Die Unterstützung wird ihm auch am Sonntag sicher sein. “Mein Level geht immer höher, ich kann das Finale nicht erwarten. Aber mein Kopf und mein Körper freuen sich jetzt vor allem einmal auf Erholung”, sagte Alcaraz. Den Melbourne-Triumph hatte er schon zuvor als “Hauptziel” in diesem Jahr bezeichnet. Sollte dieser gelingen, würde der 22-Jährige mit sieben Major-Triumphen vor dem 23. Geburtstag einen weiteren Männerrekord aufstellen.

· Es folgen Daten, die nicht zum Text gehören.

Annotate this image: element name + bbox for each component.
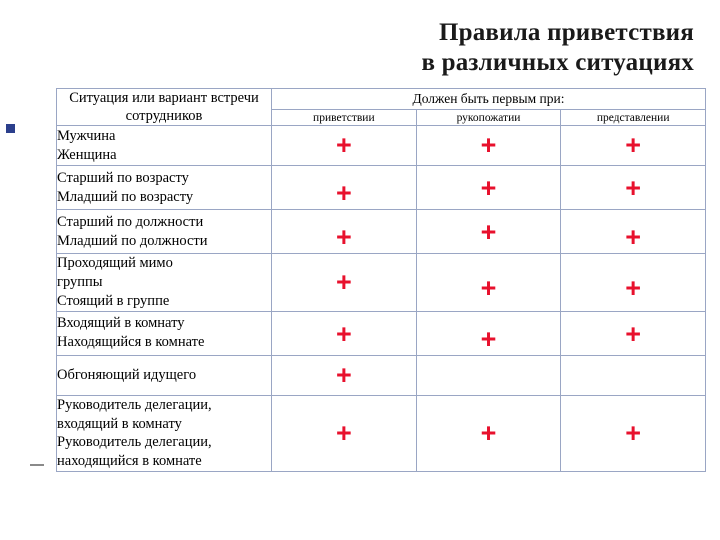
plus-icon: + bbox=[625, 173, 642, 204]
plus-icon: + bbox=[335, 417, 352, 448]
mark-cell-greeting bbox=[272, 126, 417, 166]
situation-cell bbox=[57, 166, 272, 210]
situation-line: Руководитель делегации, bbox=[57, 396, 212, 413]
situation-line: Женщина bbox=[57, 146, 117, 163]
plus-icon: + bbox=[625, 273, 642, 304]
mark-cell-greeting bbox=[272, 355, 417, 395]
mark-cell-handshake bbox=[416, 166, 561, 210]
situation-line: Руководитель делегации, bbox=[57, 434, 212, 451]
situation-line: Старший по возрасту bbox=[57, 169, 189, 186]
mark-cell-introduction bbox=[561, 311, 706, 355]
situation-line: Старший по должности bbox=[57, 213, 204, 230]
mark-cell-introduction bbox=[561, 210, 706, 254]
mark-cell-greeting bbox=[272, 166, 417, 210]
mark-cell-introduction bbox=[561, 355, 706, 395]
column-header-greeting: приветствии bbox=[272, 110, 417, 126]
mark-cell-greeting bbox=[272, 311, 417, 355]
mark-cell-handshake bbox=[416, 210, 561, 254]
situation-line: группы bbox=[57, 274, 103, 291]
plus-icon: + bbox=[625, 222, 642, 253]
mark-cell-handshake bbox=[416, 395, 561, 471]
table-row bbox=[57, 254, 706, 312]
situation-cell bbox=[57, 311, 272, 355]
mark-cell-handshake bbox=[416, 355, 561, 395]
mark-cell-greeting bbox=[272, 254, 417, 312]
situation-cell bbox=[57, 395, 272, 471]
plus-icon: + bbox=[480, 273, 497, 304]
page-title bbox=[0, 0, 720, 77]
situation-line: Обгоняющий идущего bbox=[57, 366, 197, 383]
greeting-rules-table-wrap bbox=[56, 88, 706, 472]
page-title-line-1: Правила приветствия bbox=[438, 19, 694, 46]
table-row bbox=[57, 395, 706, 471]
plus-icon: + bbox=[480, 217, 497, 248]
decor-mark-left-top bbox=[6, 124, 15, 133]
plus-icon: + bbox=[625, 318, 642, 349]
plus-icon: + bbox=[480, 417, 497, 448]
situation-line: входящий в комнату bbox=[57, 415, 182, 432]
plus-icon: + bbox=[335, 178, 352, 209]
situation-line: Мужчина bbox=[57, 127, 116, 144]
row-header-title-line-2: встречи сотрудников bbox=[125, 90, 259, 125]
column-header-introduction: представлении bbox=[561, 110, 706, 126]
plus-icon: + bbox=[480, 173, 497, 204]
situation-cell bbox=[57, 210, 272, 254]
situation-line: находящийся в комнате bbox=[57, 453, 202, 470]
mark-cell-introduction bbox=[561, 254, 706, 312]
situation-line: Входящий в комнату bbox=[57, 315, 185, 332]
row-header-title-line-1: Ситуация или вариант bbox=[69, 90, 208, 106]
plus-icon: + bbox=[335, 267, 352, 298]
plus-icon: + bbox=[335, 222, 352, 253]
table-row bbox=[57, 311, 706, 355]
situation-line: Находящийся в комнате bbox=[57, 334, 205, 351]
situation-line: Проходящий мимо bbox=[57, 255, 173, 272]
table-row bbox=[57, 126, 706, 166]
situation-cell bbox=[57, 355, 272, 395]
table-header-row bbox=[57, 89, 706, 110]
plus-icon: + bbox=[480, 130, 497, 161]
plus-icon: + bbox=[480, 323, 497, 354]
situation-cell bbox=[57, 254, 272, 312]
mark-cell-introduction bbox=[561, 166, 706, 210]
situation-line: Младший по возрасту bbox=[57, 188, 194, 205]
situation-cell bbox=[57, 126, 272, 166]
table-row bbox=[57, 355, 706, 395]
mark-cell-handshake bbox=[416, 254, 561, 312]
mark-cell-handshake bbox=[416, 311, 561, 355]
table-row bbox=[57, 166, 706, 210]
page-title-line-2: в различных ситуациях bbox=[421, 48, 694, 76]
plus-icon: + bbox=[625, 417, 642, 448]
group-header: Должен быть первым при: bbox=[272, 89, 706, 110]
mark-cell-handshake bbox=[416, 126, 561, 166]
plus-icon: + bbox=[335, 318, 352, 349]
plus-icon: + bbox=[625, 130, 642, 161]
plus-icon: + bbox=[335, 130, 352, 161]
plus-icon: + bbox=[335, 359, 352, 390]
mark-cell-greeting bbox=[272, 395, 417, 471]
greeting-rules-table bbox=[56, 88, 706, 472]
mark-cell-greeting bbox=[272, 210, 417, 254]
situation-line: Младший по должности bbox=[57, 232, 208, 249]
column-header-handshake: рукопожатии bbox=[416, 110, 561, 126]
mark-cell-introduction bbox=[561, 126, 706, 166]
row-header-title bbox=[57, 89, 272, 126]
table-row bbox=[57, 210, 706, 254]
decor-mark-left-bottom bbox=[30, 464, 44, 466]
situation-line: Стоящий в группе bbox=[57, 292, 170, 309]
mark-cell-introduction bbox=[561, 395, 706, 471]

Zverev-Ärger über Alcaraz-Behandlungspause

Gegen Alcaraz war Zverev bei sehr schwülen Bedingungen und etwas mehr als 30 Grad fast drei Sätze lang nahezu chancenlos, ehe der mit Krämpfen kämpfende Spanier beim Stand von 5:4 eine medizinische Auszeit nahm. Sehr zum Unmut von Zverev. “Das ist unglaublich. Das gibt es nicht. Das kann nicht euer Ernst sein”, kommentierte Zverev die Behandlungspause des Spaniers im Gespräch mit dem Oberschiedsrichter. Behandlungen sind eigentlich nur bei Verletzungen gestattet, nicht aber bei Krämpfen. Alcaraz hatte aber wohl angegeben, dass er einen Stich im Oberschenkel gespürt hatte.

Zverev profitierte und fügte dem Spanier die ersten beiden Satzverluste im Turnierverlauf zu. In Satz fünf schien nach einem frühen Break alles angerichtet für den Deutschen, der mehrmals Breakbälle abwehrte und bei 5:4 auch auf den Matchgewinn servierte, den Sieg aber nicht in trockene Tücher bringen konnte. Nach 5:27 Stunden verwandelte Alcaraz gleich seinen ersten Matchball.